“Tutti devono poter fare le vacanze”: la frase conclusiva del messaggio di auguri di Ferragosto del Ministro del Turismo Daniela Santanchè pubblicato dalla politica di Fratelli d’Italia su Instagram ha impegnato apertamente l’esecutivo a quegli ancora non specificati piani di “offerte turistiche” che la senatrice milanese ha detto essere allo studio del governo. Ma l’elogio dell’accessibilità sembra andare in controtendenza con una realtà che, soprattutto nei luoghi marittimi, va in direzione opposta alla sostenibilità economica – e sociale – delle offerte. L’annoso tema della rendita di fatto costituita dalle concessioni balneari a canone agevolato e dagli alti margini, in tal senso, è un esempio di quanto l’auspicio della Santanchè debba scontrarsi con una realtà fatta di privilegi corporativistici con cui il governo di centrodestra non può e non vuole scontrarsi, perché importante bacino politico-elettorale. Di cui un esempio sembra essere dato dal club maggiormente associato alla “Santa”, il Twiga di Forte dei Marmi.
Fabrizio Roncone ha di recente realizzato un interessante “reportage” di una giornata al Twiga, club a lungo gestito da Flavio Briatore insieme proprio a Daniela Santanchè, che in vista della nomina al Turismo nel governo Meloni ha poi ceduto le quote al compagno Dmitri Kuntz. Il viaggio di Roncone nello stabilimento dei Vip per antonomasia presenta una curiosa sequela di tipi umani propri del posto, tra sfilate di borse Hermes e Gucci e “arricchiti” di varia indole e specie che vivono, totalmente fuori luogo l’esperienza del Twiga. Ma porta anche dei dati interessanti che mostrano dove si annida il vero ostacolo per il proposito espresso da Santanchè su Instagram: Roncone afferma di aver pagato 600 euro per una tenda al Twiga per una giornata. Calcolando dunque che, con un abbonamento di trenta giorni di 18mila euro, le entrate del Twiga sono più che sufficienti a pagare la concessione annua dovuta allo Stato, pari a 17.619 euro. Il Twiga, dalle entrate da servizio di accesso alla spiaggia, ristorante e servizi di consumo vari, dai bilanci ufficiali nel 2022 ha fatturato 8,285 milioni di euro e conseguito 636mila euro di utile.
A colpi di linguine a 38 euro al piatto e tonno a 42 euro, la ristorazione gonfia i valori già notevoli della stagione turistica. E il Twiga da solo fattura circa un settimo delle entrate totali dello Stato legate alle concessioni balneari italiane, che sono pari a 55 milioni di euro l’anno per l’intero patrimonio nazionale di spiagge dato in gestione ai privati.
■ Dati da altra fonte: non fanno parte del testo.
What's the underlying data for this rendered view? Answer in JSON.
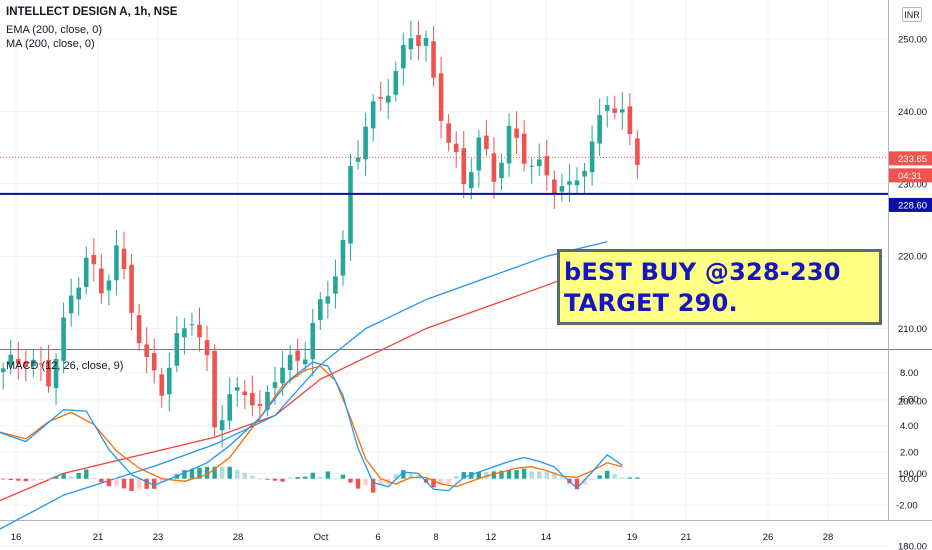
{
  "header": {
    "title": "INTELLECT DESIGN A, 1h, NSE",
    "ema_label": "EMA (200, close, 0)",
    "ma_label": "MA (200, close, 0)",
    "macd_label": "MACD (12, 26, close, 9)",
    "currency": "INR"
  },
  "annotation": {
    "line1": "bEST BUY @328-230",
    "line2": "TARGET 290."
  },
  "price_axis": {
    "ticks": [
      "250.00",
      "240.00",
      "230.00",
      "220.00",
      "210.00",
      "200.00",
      "190.00",
      "180.00"
    ]
  },
  "macd_axis": {
    "ticks": [
      "8.00",
      "6.00",
      "4.00",
      "2.00",
      "0.00",
      "-2.00"
    ]
  },
  "time_axis": {
    "ticks": [
      "16",
      "21",
      "23",
      "28",
      "Oct",
      "6",
      "8",
      "12",
      "14",
      "19",
      "21",
      "26",
      "28"
    ]
  },
  "price_badges": {
    "last": "233.65",
    "countdown": "04:31",
    "level": "228.60"
  },
  "colors": {
    "up": "#26a69a",
    "down": "#ef5350",
    "ema": "#2196f3",
    "ma": "#f44336",
    "level_line": "#0b0fa8",
    "macd_line": "#2196f3",
    "signal_line": "#ff6d00",
    "hist_up_strong": "#26a69a",
    "hist_up_weak": "#b2dfdb",
    "hist_down_strong": "#ef5350",
    "hist_down_weak": "#ffcdd2"
  },
  "chart_data": {
    "type": "candlestick",
    "title": "INTELLECT DESIGN A, 1h, NSE",
    "price_ylim": [
      180,
      255
    ],
    "macd_ylim": [
      -3,
      9
    ],
    "horizontal_level": 228.6,
    "last_price": 233.65,
    "price_path": [
      [
        -1,
        204
      ],
      [
        3,
        206
      ],
      [
        6,
        203
      ],
      [
        9,
        214
      ],
      [
        11,
        220
      ],
      [
        13,
        215
      ],
      [
        15,
        221
      ],
      [
        17,
        213
      ],
      [
        19,
        205
      ],
      [
        21,
        202
      ],
      [
        23,
        208
      ],
      [
        25,
        212
      ],
      [
        27,
        205
      ],
      [
        28,
        197
      ],
      [
        30,
        200
      ],
      [
        32,
        202
      ],
      [
        34,
        198
      ],
      [
        36,
        204
      ],
      [
        38,
        205
      ],
      [
        40,
        207
      ],
      [
        42,
        213
      ],
      [
        44,
        218
      ],
      [
        45,
        221
      ],
      [
        46,
        232
      ],
      [
        48,
        238
      ],
      [
        50,
        242
      ],
      [
        52,
        245
      ],
      [
        54,
        251
      ],
      [
        56,
        249
      ],
      [
        57,
        244
      ],
      [
        59,
        236
      ],
      [
        61,
        230
      ],
      [
        63,
        236
      ],
      [
        65,
        231
      ],
      [
        67,
        237
      ],
      [
        69,
        234
      ],
      [
        71,
        232
      ],
      [
        73,
        230
      ],
      [
        75,
        229
      ],
      [
        76,
        231
      ],
      [
        78,
        235
      ],
      [
        80,
        242
      ],
      [
        82,
        239
      ],
      [
        84,
        234
      ]
    ],
    "ema200": [
      [
        -1,
        182
      ],
      [
        8,
        187
      ],
      [
        20,
        191
      ],
      [
        28,
        194
      ],
      [
        36,
        198
      ],
      [
        42,
        205
      ],
      [
        48,
        210
      ],
      [
        56,
        214
      ],
      [
        64,
        217
      ],
      [
        72,
        220
      ],
      [
        80,
        222
      ]
    ],
    "ma200": [
      [
        -1,
        186
      ],
      [
        8,
        190
      ],
      [
        20,
        193
      ],
      [
        28,
        195
      ],
      [
        36,
        198
      ],
      [
        42,
        203
      ],
      [
        48,
        206
      ],
      [
        56,
        210
      ],
      [
        64,
        213
      ],
      [
        72,
        216
      ],
      [
        80,
        219
      ]
    ],
    "macd": [
      [
        -1,
        3.6
      ],
      [
        3,
        2.8
      ],
      [
        8,
        5.2
      ],
      [
        11,
        5.1
      ],
      [
        14,
        2.2
      ],
      [
        17,
        0.3
      ],
      [
        20,
        -0.5
      ],
      [
        23,
        0.2
      ],
      [
        27,
        1.2
      ],
      [
        30,
        2.5
      ],
      [
        34,
        4.6
      ],
      [
        38,
        7.5
      ],
      [
        41,
        8.8
      ],
      [
        43,
        8.5
      ],
      [
        45,
        6.3
      ],
      [
        47,
        2.3
      ],
      [
        49,
        -0.3
      ],
      [
        51,
        -0.6
      ],
      [
        53,
        0.5
      ],
      [
        55,
        0.4
      ],
      [
        57,
        -0.8
      ],
      [
        59,
        -0.9
      ],
      [
        61,
        0.1
      ],
      [
        63,
        0.5
      ],
      [
        65,
        0.9
      ],
      [
        67,
        1.3
      ],
      [
        69,
        1.6
      ],
      [
        71,
        1.3
      ],
      [
        73,
        0.9
      ],
      [
        74,
        0.3
      ],
      [
        76,
        -0.7
      ],
      [
        78,
        0.5
      ],
      [
        80,
        1.8
      ],
      [
        82,
        1.0
      ]
    ],
    "signal": [
      [
        -1,
        3.6
      ],
      [
        3,
        3.0
      ],
      [
        6,
        4.3
      ],
      [
        9,
        5.0
      ],
      [
        12,
        4.1
      ],
      [
        15,
        2.1
      ],
      [
        18,
        0.8
      ],
      [
        21,
        0.0
      ],
      [
        24,
        -0.2
      ],
      [
        27,
        0.3
      ],
      [
        30,
        1.6
      ],
      [
        34,
        4.6
      ],
      [
        37,
        7.0
      ],
      [
        40,
        8.2
      ],
      [
        42,
        8.5
      ],
      [
        44,
        7.4
      ],
      [
        46,
        4.6
      ],
      [
        48,
        1.5
      ],
      [
        50,
        0.0
      ],
      [
        52,
        -0.4
      ],
      [
        54,
        0.1
      ],
      [
        56,
        0.1
      ],
      [
        58,
        -0.4
      ],
      [
        60,
        -0.6
      ],
      [
        62,
        -0.2
      ],
      [
        64,
        0.2
      ],
      [
        66,
        0.5
      ],
      [
        68,
        0.8
      ],
      [
        70,
        0.9
      ],
      [
        72,
        0.6
      ],
      [
        74,
        0.2
      ],
      [
        76,
        0.1
      ],
      [
        78,
        0.6
      ],
      [
        80,
        1.2
      ],
      [
        82,
        0.9
      ]
    ]
  }
}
Una cifra che tra imposte sul reddito, altre spese e oneri tributari locali arriva a 115 milioni su un fatturato totale del settore di 31 miliardi di euro, in larga parte associati agli aumenti di prezzo che la fine dell’era-Covid e la “fame” di partenze degli italiani e dei turisti stranieri hanno permesso di trasformare in guadagni. Difficile parlare di libero mercato in un contesto in cui le asimmetrie tra valore del giro d’affari dei locali e spese vive dovute per garantirsi la gestione di rendite di fatto legate in primo luogo al posizionamento geografico degli stabilimenti. Nel Paese in cui, per citare quanto ci ha detto Alberto Forchielli, “i balneari sono una lobby più potente dei banchieri” le vacanze sono sempre meno accessibili e l’accesso alle spiagge è demandato a un settore chiuso a una vera concorrenza e fondato su rendite di posizione difese da nicchie elettorali. Da cui nasce, per protezione politica, il mito del “petrolio dell’Italia” associato a un settore turistico che, come ricordato dalla rivista economica Gli Asini è molto rigido a un vero sviluppo: “la persistente refrattarietà agli investimenti di natura tecnologica e organizzativa e la scarsa incidenza degli investimenti per addetto, fanno del turismo uno dei settori a più bassa produttività e a più basso valore aggiunto nel panorama produttivo italiano”. E il Twiga appare l’esempio classico di un mercato in cui l’estrazione di valore prevale sulla sua creazione nel mercato e in cui le difficoltà d’accesso e la trasformazione in monopoli di fatto di ogni singola concessione riducono gli spazi per una sana dinamica di mercato. Con buona pace dell’accessibilità delle vacanze di cui il Ministro Santanché, “madrina” e storica azionista del Twiga negli anni scorsi, vuole farsi paladina.